Another record-breaking abstract submission

More than 230 abstracts of original studies - from a record-breaking total of 1898 submissions - have been selected for oral presentation in Barcelona. A further 800 abstracts have been selected for poster presentation.

‘The number of abstracts submitted this year continues to break all records,’ said ESHRE Chairman Roy Farquharson. ‘For the past two years for Geneva and Helsinki we had around 1750 submissions, and it's now clear that no other meeting in reproductive medicine can command this kind of support year after year. It means that the ESHRE Annual Meeting is unequivocally the leading event in the field, the place where everyone wants to be.’

The Barcelona abstract total not only marks a record entry but also reflects the very high standards now required for oral selection. The acceptance rate for oral presentation is now around 12%, making the acceptance rate very similar to that of ESHRE’s flagship journal Human Reproduction.

As ever, submissions were refereed blind by a selection committee, which included, among others, the co-ordinators of ESHRE’s 14 Special Interest Groups. Selection for the oral or poster programme was dependent entirely on the committee's score.

The greatest number of abstracts were in clinical science, with embryology (285 total abstracts) now the most prolific. Female fertility (187 abstracts), andrology (157), reproductive endocrinology (148), reproductive genetics (104) and endometriosis (67) were very well represented. Of the 549 basic science abstracts submitted popular themes were again in embryology (118) and andrology (115).

All abstracts, which were submitted in the Human Reproduction format, were reviewed according to ESHRE’s standard procedure of screening and scoring. Screening aims to ensure that abstracts are designated to the correct topic category, while selection for oral and poster presentation is done solely on the basis of scores awarded by reviewers. The International Scientific Committee finally selected 235 abstracts for oral presentation from the 1898 submitted.

Not surprisingly for the host country - and a country too which is now Europe's most prolific in ART - the highest number of abstracts came from Spain (164 submissions), but China was close behind with 157 submissions. The ever-growing presence of China and Japan (123 submissions) in the scientific programme of an ESHRE Annual Meeting continues, a trend also reflected in submissions to the ESHRE journals. Other countries with abundant abstracts were UK (140), Italy (116) and USA (111).

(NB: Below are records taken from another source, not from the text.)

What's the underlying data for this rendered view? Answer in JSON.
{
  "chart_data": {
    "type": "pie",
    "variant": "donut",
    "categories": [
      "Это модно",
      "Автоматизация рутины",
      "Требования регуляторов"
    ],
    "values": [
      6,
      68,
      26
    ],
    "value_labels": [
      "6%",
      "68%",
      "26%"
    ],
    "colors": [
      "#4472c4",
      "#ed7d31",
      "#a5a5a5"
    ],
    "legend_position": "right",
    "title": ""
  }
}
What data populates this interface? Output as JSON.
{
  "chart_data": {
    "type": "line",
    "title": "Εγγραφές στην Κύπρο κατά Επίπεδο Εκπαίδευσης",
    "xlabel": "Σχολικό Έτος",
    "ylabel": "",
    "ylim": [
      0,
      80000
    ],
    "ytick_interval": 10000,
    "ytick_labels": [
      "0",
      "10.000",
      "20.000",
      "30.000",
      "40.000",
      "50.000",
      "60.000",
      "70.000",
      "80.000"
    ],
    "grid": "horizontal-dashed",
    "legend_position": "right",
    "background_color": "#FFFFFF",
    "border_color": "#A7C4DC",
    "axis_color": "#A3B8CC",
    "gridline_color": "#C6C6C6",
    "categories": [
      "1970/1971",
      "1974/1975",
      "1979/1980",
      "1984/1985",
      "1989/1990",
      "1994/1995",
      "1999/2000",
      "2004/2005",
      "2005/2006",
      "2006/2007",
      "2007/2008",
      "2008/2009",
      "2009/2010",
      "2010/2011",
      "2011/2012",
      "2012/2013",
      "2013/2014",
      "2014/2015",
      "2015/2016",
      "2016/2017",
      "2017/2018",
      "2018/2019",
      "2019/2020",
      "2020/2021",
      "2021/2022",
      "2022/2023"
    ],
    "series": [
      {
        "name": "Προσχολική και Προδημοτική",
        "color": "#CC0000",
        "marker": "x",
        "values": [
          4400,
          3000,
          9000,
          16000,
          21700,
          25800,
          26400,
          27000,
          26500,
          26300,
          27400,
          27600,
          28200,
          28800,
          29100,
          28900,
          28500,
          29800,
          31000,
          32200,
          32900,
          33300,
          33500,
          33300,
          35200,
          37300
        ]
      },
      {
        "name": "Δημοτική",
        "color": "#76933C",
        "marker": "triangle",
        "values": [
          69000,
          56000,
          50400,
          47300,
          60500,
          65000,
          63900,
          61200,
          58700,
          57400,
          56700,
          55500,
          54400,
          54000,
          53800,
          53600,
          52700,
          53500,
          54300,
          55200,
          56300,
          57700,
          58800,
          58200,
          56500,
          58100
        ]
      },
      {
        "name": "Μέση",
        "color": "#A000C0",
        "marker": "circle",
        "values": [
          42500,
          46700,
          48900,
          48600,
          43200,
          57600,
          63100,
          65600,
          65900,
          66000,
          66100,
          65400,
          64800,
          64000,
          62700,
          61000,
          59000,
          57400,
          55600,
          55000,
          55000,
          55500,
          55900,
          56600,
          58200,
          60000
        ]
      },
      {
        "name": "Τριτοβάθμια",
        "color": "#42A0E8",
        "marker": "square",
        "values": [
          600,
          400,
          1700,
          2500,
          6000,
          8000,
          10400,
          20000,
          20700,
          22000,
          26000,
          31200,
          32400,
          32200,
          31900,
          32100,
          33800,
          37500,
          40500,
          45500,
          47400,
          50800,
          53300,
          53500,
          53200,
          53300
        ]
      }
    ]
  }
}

The main scientific programme is now in place and its high quality begins in the very opening two keynote lectures. The subject and presenter of the Human Reproduction lecture are derived from papers with the highest number of full-text downloads during their first six months of publication in the journal. This year’s lecture will be given by Florence Belva from UZ Brussel in Belgium with a first report on sperm concentrations in young men conceived at least 18 years ago by ICSI.

But the star of Monday's opening show will certainly be the Japanese stem cell biologist Katsuhiko Hayashi, whose 2016 paper reported for the first time the full cycle of germline development from pluripotent stem cells. The report in Nature described the series of experiments which, via the generation of mature mouse oocytes in culture from embryonic stem cells and from iPS cells, culminated in the uterine transfer of lab-created embryos and the birth of healthy mouse pups. In earlier work, Hayashi and colleagues had generated healthy mouse pups by maturing fibroblast-derived oocytes inside the mouse mother. In this new work the maturation took place entirely (and remarkably) in a laboratory dish, suggesting that 'the platform', as Hayashi described it in Nature, might one day be applicable in humans.
The group was also able to derive new embryonic stem cell lines from the blastocysts generated from the lab-made oocytes - which thus completed the full cycle of female germ cell development exclusively in the lab. Hayashi's lecture in Barcelona is titled 'Oocytes from stem cells and back'.